One of the city's main hospitals pitched tents outside to care for the wounded (photos on KNX main page and above shows some of the wounded being treated).
Refugees fleeing the city carried cooking utensils, linens and clothes wrapped in sheets. Some looked weak and said they had not eaten for days.
The U.N. refugee agency said hundreds of thousands of Mogadishu residents had fled in recent days - out of the city's total population of about 2 million -- and on Saturday many-more women, children and men joined them.
``It is better to die in a safe place hungry and thirsty than to wait for mortar shells,'' said a mother of eight who only gave her name as Faduma. She said that she had not eaten for two days and during March battles between the insurgents and Ethiopians, her husband and oldest daughter were killed.

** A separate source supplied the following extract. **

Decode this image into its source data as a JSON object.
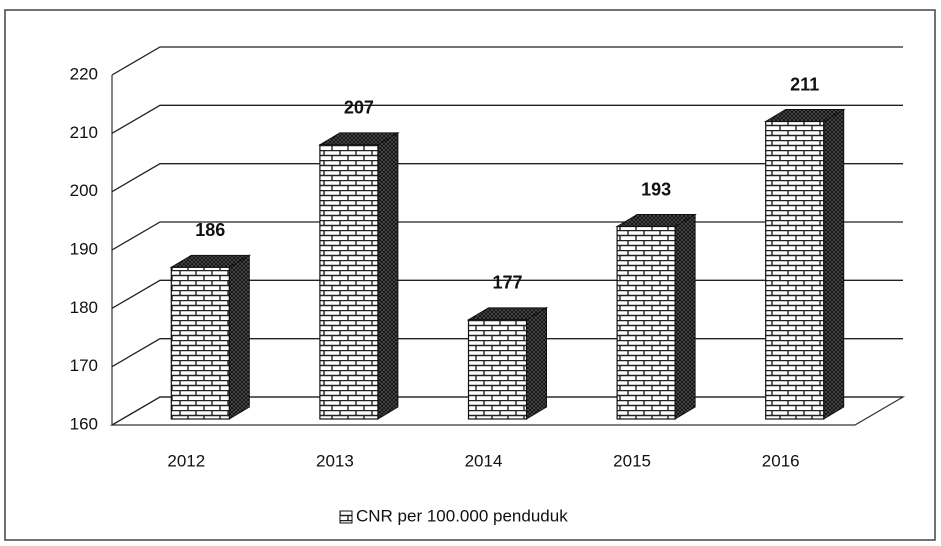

On Friday, the U.N. refugee agency revised its estimate of the number of people who fled Mogadishu since February to 321,000, up from 218,000, saying the additional figures were from new information about Mogadishu residents who had fled to central Somalia towns.
``I call on the both sides to stop the fighting and shelling without any condition,'' to save civilian lives, Sudan Ali Ahmed, Elman's chairman, told The Associated Press, describing the violence Saturday as the worst in recent years.
Dahir Dhere, director of Medina hospital, said his hospital has more wounded patients than it can handle - with more coming all the time. He said the hospital pitched tents outside the building to accommodate them.
On Saturday, the U.S. ambassador to Kenya, Michael Ranneberger, said it would be wrong to characterize the recent bloodshed in Mogadishu as a full-blown Islamic insurgency.
Ranneberger, whose mandate also includes Somalia, said the violence has been unorganized and carried out by clan rivals and remnants of an ousted Islamic movement that has threatened an Iraq-style insurgency.
``They are trying to create an insurgency,'' Ranneberger told The Associated Press in neighboring Kenya. ``But at this point it's opportunistic violence. They're not organized like an insurgency.''
Somali troops backed by Ethiopian forces ousted the Council of Islamic Courts in December from Mogadishu and other strongholds. Since then the capital has seen of waves of violence. The most deadly began in late March and saw hundreds of people killed, most of them civilians.
Somalia's transitional government was formed in 2004 with U.N. help, but has struggled to extend its control over the country.